1st century AD Roman senator and delator

Cossutianus Capito was a Roman senator and delator, often acting on behalf of the contemporary Roman emperor during the Principate. Tacitus offers a hostile portrait of Capito in his Annales, describing him as a "man stained with much wickedness", and as having "a heart eager for the worst wickedness".

==Career==

Tacitus first mentions Capito following the trial and suicide of Valerius Asiaticus in AD 47, when he and Publius Suillius Rufus were subsequently threatened with the Lex Cincia for accepting payments in return for serving as a legal advocate. However, both men managed to extract leniency from emperor Claudius, and he amended the law to permit a fee to be paid to an advocate of up to ten thousand sesterces.

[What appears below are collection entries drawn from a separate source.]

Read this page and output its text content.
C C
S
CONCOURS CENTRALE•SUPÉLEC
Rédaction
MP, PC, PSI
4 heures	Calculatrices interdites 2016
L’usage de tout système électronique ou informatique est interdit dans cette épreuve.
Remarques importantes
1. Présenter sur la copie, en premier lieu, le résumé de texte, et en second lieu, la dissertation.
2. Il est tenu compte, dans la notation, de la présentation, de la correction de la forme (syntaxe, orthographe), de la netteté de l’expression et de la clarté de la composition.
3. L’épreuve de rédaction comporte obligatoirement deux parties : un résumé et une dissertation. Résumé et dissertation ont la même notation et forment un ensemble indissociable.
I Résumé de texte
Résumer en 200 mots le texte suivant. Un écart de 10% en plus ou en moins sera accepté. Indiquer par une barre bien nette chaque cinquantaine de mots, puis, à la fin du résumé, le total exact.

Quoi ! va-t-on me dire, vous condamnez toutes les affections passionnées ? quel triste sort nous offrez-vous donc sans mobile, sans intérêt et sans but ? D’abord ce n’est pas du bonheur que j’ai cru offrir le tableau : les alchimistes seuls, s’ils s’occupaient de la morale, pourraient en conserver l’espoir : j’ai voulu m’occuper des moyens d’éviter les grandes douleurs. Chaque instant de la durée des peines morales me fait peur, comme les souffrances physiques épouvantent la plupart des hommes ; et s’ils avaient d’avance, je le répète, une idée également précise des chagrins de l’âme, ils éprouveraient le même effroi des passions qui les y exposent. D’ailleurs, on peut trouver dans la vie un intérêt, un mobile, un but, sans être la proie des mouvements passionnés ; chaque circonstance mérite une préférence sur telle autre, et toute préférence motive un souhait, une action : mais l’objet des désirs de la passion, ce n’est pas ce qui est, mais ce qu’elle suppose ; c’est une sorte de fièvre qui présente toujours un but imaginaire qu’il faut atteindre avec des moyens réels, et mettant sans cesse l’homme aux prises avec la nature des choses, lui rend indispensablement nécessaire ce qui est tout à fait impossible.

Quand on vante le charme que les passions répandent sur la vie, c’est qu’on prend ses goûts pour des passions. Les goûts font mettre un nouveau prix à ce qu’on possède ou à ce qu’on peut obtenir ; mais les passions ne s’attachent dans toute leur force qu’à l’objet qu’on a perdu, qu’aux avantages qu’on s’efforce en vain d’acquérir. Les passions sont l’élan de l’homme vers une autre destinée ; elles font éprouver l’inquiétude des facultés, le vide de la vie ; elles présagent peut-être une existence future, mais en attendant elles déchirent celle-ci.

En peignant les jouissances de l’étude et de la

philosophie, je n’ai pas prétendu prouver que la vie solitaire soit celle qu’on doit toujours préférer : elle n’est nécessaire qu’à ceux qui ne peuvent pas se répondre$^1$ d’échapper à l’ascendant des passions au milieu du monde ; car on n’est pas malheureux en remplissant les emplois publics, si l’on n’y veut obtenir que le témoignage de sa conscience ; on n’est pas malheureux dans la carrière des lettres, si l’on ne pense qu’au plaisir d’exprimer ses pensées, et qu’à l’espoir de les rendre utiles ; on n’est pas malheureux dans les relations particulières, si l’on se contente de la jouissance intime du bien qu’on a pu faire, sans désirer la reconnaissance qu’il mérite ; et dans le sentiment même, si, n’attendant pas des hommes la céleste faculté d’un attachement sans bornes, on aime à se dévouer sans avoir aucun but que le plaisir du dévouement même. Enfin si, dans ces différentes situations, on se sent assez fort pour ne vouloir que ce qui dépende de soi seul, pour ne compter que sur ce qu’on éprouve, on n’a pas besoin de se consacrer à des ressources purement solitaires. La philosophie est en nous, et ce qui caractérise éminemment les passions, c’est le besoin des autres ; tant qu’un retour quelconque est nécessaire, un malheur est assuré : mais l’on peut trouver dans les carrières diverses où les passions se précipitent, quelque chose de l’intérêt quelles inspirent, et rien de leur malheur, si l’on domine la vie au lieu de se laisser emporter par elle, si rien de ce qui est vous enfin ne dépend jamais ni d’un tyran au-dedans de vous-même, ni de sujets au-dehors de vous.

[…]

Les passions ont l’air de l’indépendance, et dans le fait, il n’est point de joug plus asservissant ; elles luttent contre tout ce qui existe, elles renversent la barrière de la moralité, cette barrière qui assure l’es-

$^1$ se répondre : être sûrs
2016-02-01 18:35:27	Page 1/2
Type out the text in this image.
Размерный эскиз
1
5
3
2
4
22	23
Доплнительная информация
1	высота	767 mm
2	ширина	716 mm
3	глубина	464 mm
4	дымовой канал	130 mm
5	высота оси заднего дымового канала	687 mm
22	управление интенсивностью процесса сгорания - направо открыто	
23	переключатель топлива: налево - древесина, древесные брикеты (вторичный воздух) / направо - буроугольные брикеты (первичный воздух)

After this incident he became the governor of Cilicia; the year of his tenure is not known. But he had returned to Rome by the year 57, for in that year the subjects of Cilicia, represented by the senator Thrasea Paetus, accused him of extortion. Capito lost this lawsuit; his penalties included being stripped of his senatorial rank.

Capito had regained his senatorial rank by the year 62, when he reappears in Tacitus' work, with the help of his father-in-law the praetorian prefect Ofonius Tigellinus. In that year he accused the praetor Antistius Sosianus of an act of treason, specifically writing and reciting scurrilous verses about the emperor Nero at a banquet hosted by Marcus Ostorius Scapula. Tacitus notes that this was the first occasion that anyone had been prosecuted for treason under Nero. Although Scapula claimed to have not heard the verses in question, a number of witnesses testified Sosianus had done so. Quintus Junius Marullus, the consul-elect, proposed that Sosianus should be deprived of his praetorship and executed; but once again Thrasea Paetus intervened against Capito, and convinced the Senate to pass a milder verdict of banishment to a desolate island.

These successes of Thrasea Paetus earned him the displeasure of both the emperor and Capito. Four years later, he assisted Titus Clodius Eprius Marcellus in the prosecution Thrasea Paetus; Nero coerced the Senate to find him guilty, which led to Thrasea Paetus' suicide.

His life afterwards is a blank. It is uncertain whether Capito survived the turmoil of the Year of Four Emperors.